Há algum tempo atrás, alguém comentou que minhas fotos eram só de estradas, monótonas, tudo igual. Fui ao seu perfil no Facebook, passados uns dias e retruquei então, dizendo-lhe que suas fotos postadas também eram a mesma coisa, tudo igual: só ele, a mulher e os dois filhos. Monótonas.

Certamente ele não leu o Manual da Vida, mais conhecido como O Pequeno Príncipe e por isso não sabe ver com o coração, quando então o essencial é percebido.

Pedalo sempre por estradas asfaltadas por ser mais cômodo.
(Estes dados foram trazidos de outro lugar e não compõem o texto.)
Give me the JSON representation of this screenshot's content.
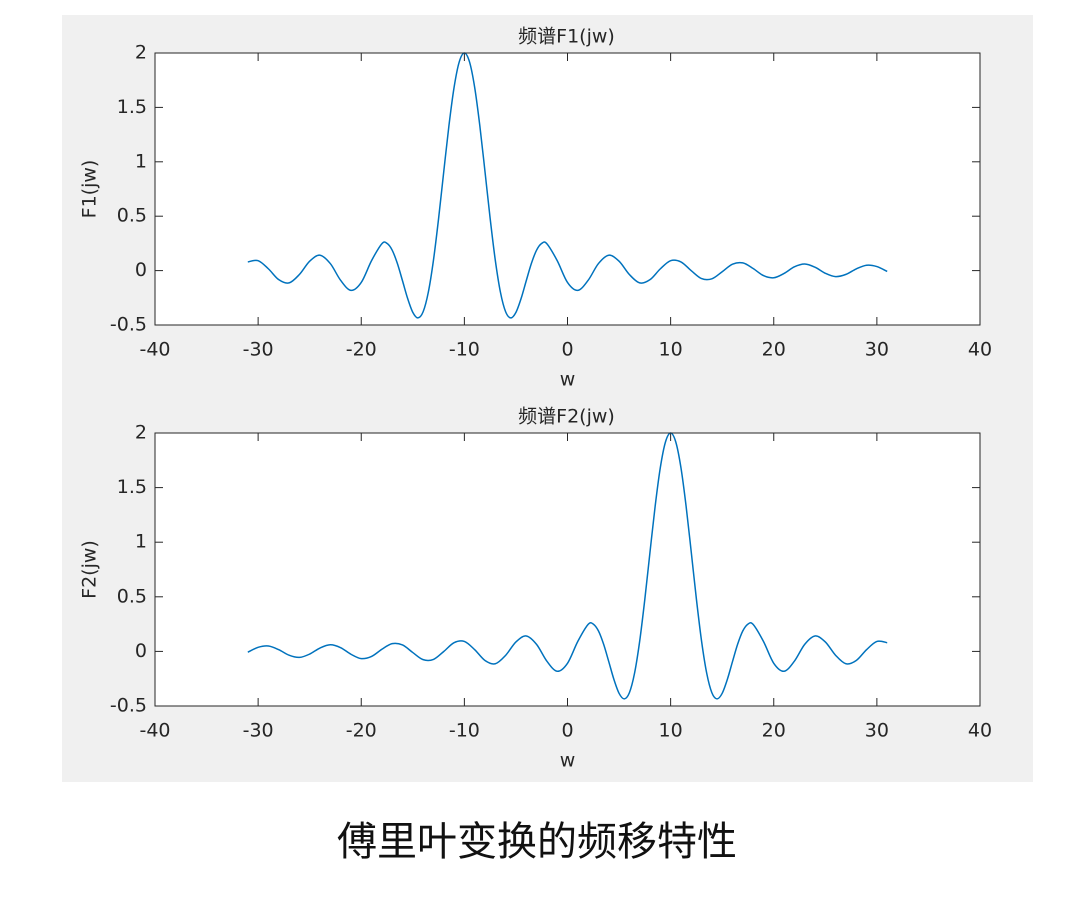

Com isso perco paisagens bucólicas rurais, cachoeiras. Como forma de compensar-me, viajo nas placas que fotografo, pois cada uma ganha vida, revelam uma personalidade ou uma história própria. Perto de Botucatu, na rodovia conhecida como Castelinho, uma placa indica: HOSPITAL PSIQUIÁTRICO. Quando menino a ideia de manicômio assombrava, até os adultos evitavam comentar a respeito, assim como o câncer... e os meninos se desafiavam, quem teria coragem de chegar até a grade do hospital de loucos? 

Esse hospital da placa, bem perto da estrada, não teria sido construído pensando em futuramente internar um louco passante que viaja de bicicleta por dezenas de cidades, milhares de quilômetros, arrebatando centenas de amigos, que enxerga, na placa, um mundo e não somente um retângulo azul com letras brancas apresentando uma informação?...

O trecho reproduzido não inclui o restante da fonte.